Though I suppose four acres isn’t that much to tend to compared with, well, anything bigger, there was always a lot of work to do. I don’t bemoan all of it, and our share of it (my sister’s and mine) is a story for another time. Let’s just say it’s unexpected that I still long for a piece of soil for a garden, a place to grow zinnias and sweet peas, tomatoes and green onions, strawberries and raspberries (nothing tastes better than a raspberry plucked warm and eaten right off the cane). Not a big garden, mind you, just enough to supply the makings of a green salad or a fruit salad. Maybe some herbs.
In the fall, there were leaves to rake and collect and to haul on tarps down to the garden for mulch. In the summer, we all worked to cut and stack wood to burn in the winter. After a storm, we picked up the blown-down branches that littered the whole property.
And, there was the mowing. Ahead of that, there was work to get the yard ready for mowing.
A few times a year, my sister and I had the job of picking rock out of the yard, so that the mower blades wouldn’t hit the rock and throw it in every direction, or dull the blade. This job, I hated. That Missouri rock, I hated. My back ached, and my legs hurt. We filled wheelbarrows with the rocks and dumped them in a growing pile back in a wooded area. It was an exercise in futility, though, because after a few deep soaking rains, another crop would emerge, ripe for picking.

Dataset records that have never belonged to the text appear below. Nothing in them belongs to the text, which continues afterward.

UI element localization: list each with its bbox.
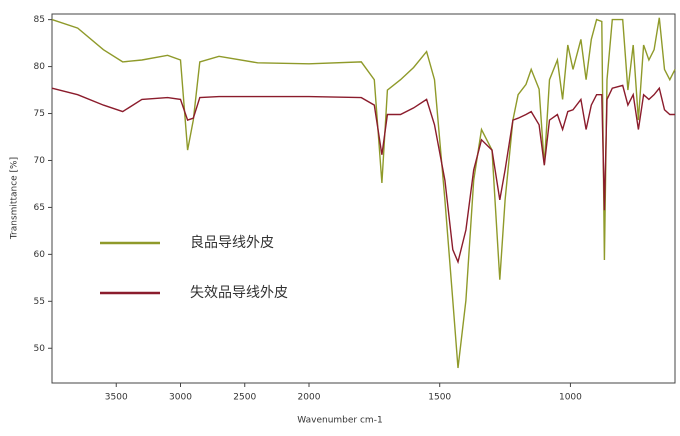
y-tick-label: 55	[34, 297, 45, 307]
plot-frame	[51, 13, 676, 384]
x-tick-label: 1000	[559, 393, 582, 403]
y-tick-label: 80	[34, 62, 46, 72]
x-axis-label: Wavenumber cm-1	[297, 416, 382, 426]
x-tick-label: 2000	[298, 393, 321, 403]
y-tick-label: 70	[34, 156, 46, 166]
y-axis-label: Transmittance [%]	[10, 157, 20, 240]
y-tick-label: 50	[34, 344, 46, 354]
y-tick-label: 85	[34, 15, 45, 25]
spectrum-line	[51, 84, 675, 265]
x-tick-label: 2500	[233, 393, 256, 403]
x-tick-label: 3500	[105, 393, 128, 403]
y-tick-label: 65	[34, 203, 45, 213]
y-tick-label: 60	[34, 250, 46, 260]
x-tick-label: 3000	[169, 393, 192, 403]
legend-label: 良品导线外皮	[190, 235, 274, 251]
y-tick-label: 75	[34, 109, 45, 119]
x-tick-label: 1500	[428, 393, 451, 403]
spectrum-line	[51, 17, 676, 369]
legend-label: 失效品导线外皮	[190, 285, 288, 301]
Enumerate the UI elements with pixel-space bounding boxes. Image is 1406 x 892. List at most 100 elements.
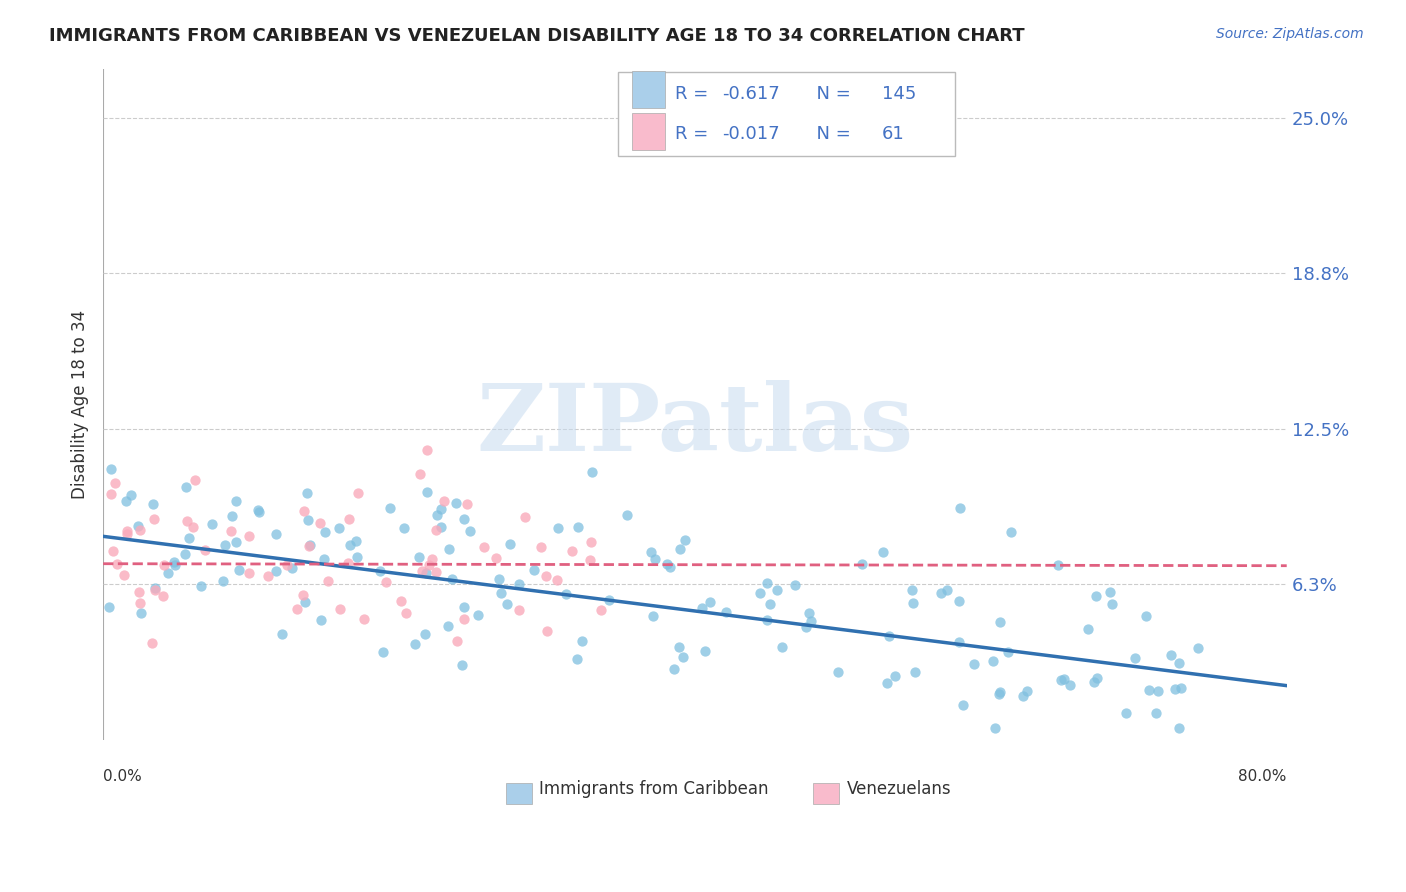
Point [115,526,138,541]
Point [589,602,612,616]
Point [221,524,243,538]
Point [153,558,176,572]
Point [901,582,924,597]
Point [437,542,460,557]
Point [876,676,898,690]
Point [714,605,737,619]
Point [211,574,233,589]
Point [1015,684,1038,698]
Point [314,524,336,539]
Text: -0.617: -0.617 [723,85,780,103]
Point [453,600,475,615]
Point [246,503,269,517]
Point [249,505,271,519]
Point [877,629,900,643]
Point [104,475,127,490]
Point [1047,558,1070,572]
Point [176,514,198,528]
Point [513,510,536,524]
Text: 61: 61 [882,125,904,143]
Point [799,606,821,620]
Text: 0.0%: 0.0% [103,769,142,784]
Point [177,532,200,546]
Point [1160,648,1182,663]
Point [98,600,121,615]
Point [1011,689,1033,703]
Point [498,537,520,551]
Point [409,467,432,481]
Point [641,608,664,623]
Point [374,574,396,589]
Text: N =: N = [806,85,856,103]
Point [152,589,174,603]
Point [225,494,247,508]
Point [143,582,166,597]
Point [337,556,360,570]
Point [143,582,166,596]
Point [115,524,138,538]
Point [337,512,360,526]
Point [547,520,569,534]
Point [1187,640,1209,655]
Point [988,685,1011,699]
Point [800,614,823,628]
Point [292,588,315,602]
Point [416,442,439,457]
Point [948,635,970,649]
Point [1168,721,1191,735]
Point [1053,672,1076,686]
Point [346,485,368,500]
Point [156,566,179,580]
Text: 80.0%: 80.0% [1239,769,1286,784]
Point [127,518,149,533]
Point [489,585,512,599]
Point [695,643,717,657]
Point [299,538,322,552]
Point [484,551,506,566]
Point [988,615,1011,629]
FancyBboxPatch shape [506,782,531,805]
Point [100,487,122,501]
Point [749,585,772,599]
Point [948,594,970,608]
Text: Source: ZipAtlas.com: Source: ZipAtlas.com [1216,27,1364,41]
Point [112,567,135,582]
Text: Immigrants from Caribbean: Immigrants from Caribbean [538,780,768,798]
Point [567,520,589,534]
Point [988,687,1011,701]
Point [901,596,924,610]
Point [1087,672,1109,686]
Point [395,607,418,621]
Point [1135,608,1157,623]
Point [344,533,367,548]
Point [1050,673,1073,687]
Point [1059,678,1081,692]
Point [783,578,806,592]
Text: R =: R = [675,85,714,103]
Point [285,602,308,616]
Point [827,665,849,680]
Point [271,626,294,640]
Point [1144,706,1167,721]
Point [467,607,489,622]
Point [371,645,394,659]
Point [579,553,602,567]
Point [690,600,713,615]
Point [309,516,332,531]
Point [418,558,440,573]
Point [129,606,152,620]
Point [225,534,247,549]
Point [931,586,953,600]
Point [420,552,443,566]
Point [534,569,557,583]
Point [128,523,150,537]
Point [411,565,433,579]
Point [380,500,402,515]
Point [1077,622,1099,636]
Point [316,574,339,588]
Point [115,494,138,508]
Point [200,516,222,531]
Point [699,594,721,608]
Point [952,698,974,713]
Text: R =: R = [675,125,714,143]
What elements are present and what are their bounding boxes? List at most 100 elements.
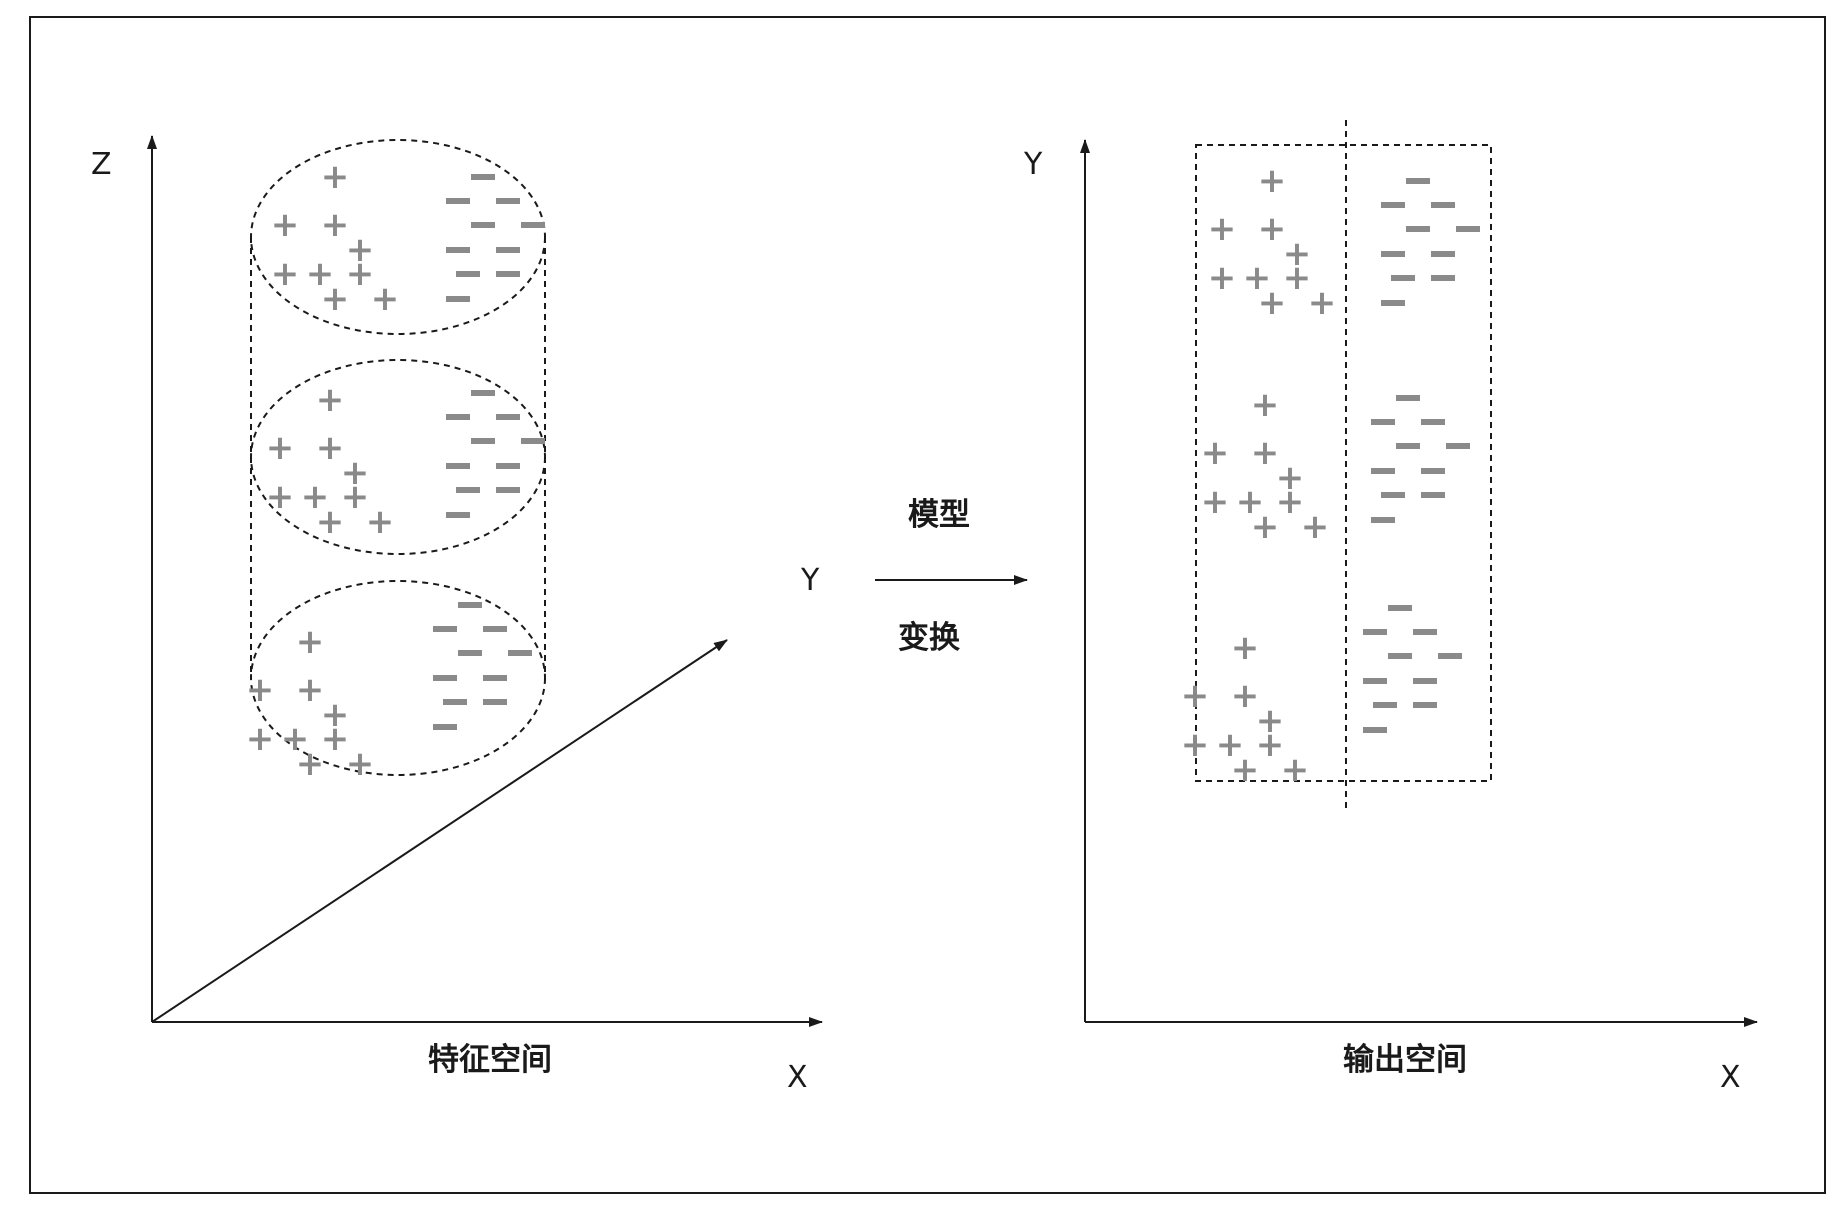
output-minus-marker [1371,517,1395,523]
feature-minus-marker [483,675,507,681]
feature-minus-marker [483,626,507,632]
feature-minus-marker [446,512,470,518]
output-plus-marker: + [1281,750,1310,790]
output-plus-marker: + [1201,482,1230,522]
feature-x-axis-label: X [787,1060,808,1095]
feature-plus-marker: + [341,453,370,493]
output-minus-marker [1413,629,1437,635]
output-plus-marker: + [1283,234,1312,274]
output-minus-marker [1391,275,1415,281]
feature-plus-marker: + [306,254,335,294]
feature-plus-marker: + [281,719,310,759]
feature-plus-marker: + [341,477,370,517]
output-markers: ++ +++ + ++ +++ +++ + ++ +++ +++ + ++ + [1181,161,1480,790]
output-minus-marker [1371,419,1395,425]
feature-minus-marker [483,699,507,705]
output-minus-marker [1373,702,1397,708]
output-plus-marker: + [1256,701,1285,741]
output-minus-marker [1388,605,1412,611]
feature-minus-marker [496,487,520,493]
output-minus-marker [1371,468,1395,474]
feature-minus-marker [508,650,532,656]
feature-minus-marker [446,463,470,469]
feature-minus-marker [471,174,495,180]
feature-minus-marker [521,222,545,228]
output-plus-marker: + [1231,628,1260,668]
feature-minus-marker [458,650,482,656]
feature-plus-marker: + [246,719,275,759]
feature-minus-marker [446,198,470,204]
feature-plus-marker: + [266,428,295,468]
output-minus-marker [1381,202,1405,208]
feature-plus-marker: + [266,477,295,517]
feature-space-panel: Z X Y ++ +++ + ++ +++ +++ + ++ +++ +++ + ++ + 特征空间 [91,135,823,1095]
feature-plus-marker: + [296,744,325,784]
output-plus-marker: + [1256,725,1285,765]
output-plus-marker: + [1301,507,1330,547]
output-plus-marker: + [1231,750,1260,790]
feature-plus-marker: + [321,205,350,245]
feature-plus-marker: + [271,254,300,294]
feature-minus-marker [496,463,520,469]
output-plus-marker: + [1258,161,1287,201]
output-minus-marker [1381,300,1405,306]
feature-plus-marker: + [321,719,350,759]
outer-frame [29,16,1826,1194]
feature-y-axis-label: Y [800,563,820,598]
feature-plus-marker: + [296,622,325,662]
output-plus-marker: + [1283,258,1312,298]
output-plus-marker: + [1251,507,1280,547]
output-plus-marker: + [1236,482,1265,522]
output-plus-marker: + [1216,725,1245,765]
feature-minus-marker [446,414,470,420]
feature-minus-marker [446,247,470,253]
feature-minus-marker [521,438,545,444]
output-plus-marker: + [1258,283,1287,323]
feature-plus-marker: + [321,279,350,319]
output-plus-marker: + [1276,482,1305,522]
feature-minus-marker [433,626,457,632]
output-boundary-box [1195,144,1492,782]
feature-plus-marker: + [346,230,375,270]
feature-minus-marker [471,390,495,396]
output-minus-marker [1363,629,1387,635]
feature-plus-marker: + [366,502,395,542]
feature-minus-marker [496,247,520,253]
output-minus-marker [1421,492,1445,498]
feature-minus-marker [443,699,467,705]
feature-plus-marker: + [246,670,275,710]
feature-minus-marker [433,724,457,730]
output-minus-marker [1446,443,1470,449]
feature-markers: ++ +++ + ++ +++ +++ + ++ +++ +++ + ++ + [246,157,545,784]
output-minus-marker [1406,178,1430,184]
output-minus-marker [1381,492,1405,498]
feature-minus-marker [458,602,482,608]
output-plus-marker: + [1181,676,1210,716]
feature-plus-marker: + [316,380,345,420]
output-minus-marker [1431,275,1455,281]
feature-minus-marker [456,487,480,493]
feature-space-caption: 特征空间 [428,1042,552,1078]
output-minus-marker [1421,419,1445,425]
feature-minus-marker [471,438,495,444]
output-plus-marker: + [1251,433,1280,473]
output-minus-marker [1438,653,1462,659]
output-y-axis-label: Y [1023,147,1043,182]
output-minus-marker [1388,653,1412,659]
feature-plus-marker: + [346,254,375,294]
output-plus-marker: + [1208,209,1237,249]
feature-plus-marker: + [301,477,330,517]
feature-plus-marker: + [271,205,300,245]
transform-label-top: 模型 [908,497,970,533]
feature-minus-marker [496,414,520,420]
output-plus-marker: + [1308,283,1337,323]
output-minus-marker [1406,226,1430,232]
feature-minus-marker [456,271,480,277]
output-minus-marker [1363,727,1387,733]
output-minus-marker [1456,226,1480,232]
feature-y-axis [151,639,728,1023]
feature-plus-marker: + [321,695,350,735]
output-minus-marker [1396,395,1420,401]
output-minus-marker [1381,251,1405,257]
output-plus-marker: + [1231,676,1260,716]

Sometimes, I would find a rock that appeared small, but when I tugged at it, I would discover that the part under my fingers was just the crest of much larger stone embedded in the ground. It was a challenge to remove those rocks, but it was one part of the job that I liked. Sometimes it would take all of a season, and patience, to remove one of them. And then, finally, enough soil would wash away, or the rocks around it would shift, and–if I used some leverage–the rock would give up and come out of the ground. In its place, over time, the soil would wash back in, soft and porous. I still might twist my ankle in the hole left behind, if I wasn’t careful, but I wouldn’t trip over that rock again, or have to exert another ounce of effort to remove it.
It’s a lifelong task, removing the stones in our way. Digging at the ones that are rooted and large, until at last they pull clear. But there’s satisfaction in that effort, maybe more so than in a wheelbarrow full of small rocks. It’s a necessary effort, if the alternative is to stumble over the same ones, season after season, cursing as we fall. How much better to be free of them.
That lesson is clear now, though it only became so in writing it, just now, as though I’ve carried the small pebble of it in my pocket all these years. That bit of truth could only have come from that yard, full of rocks.
Yet within the same patch of yard, the violets grew. For a few weeks every spring, they bloomed and I picked them. When I had collected them all, I carried them inside where I would lay them out on the counter, sort them into bunches and put them into an array of jelly jar glasses. I would deliver these simple bouquets throughout the house, leaving them on dressers and windowsills, end tables and desks. It made me happy, all of it, beginning to end. It was a job I loved. A duty, as I saw it, but with a beautiful reward that lasted for days.
Years, even. If you asked me right now, that’s what I’d say.
Violets and stones, from the same small piece of ground. If there are miracles in nature, that one is among them. The violets blooming in the shade. And the stones, holding them up.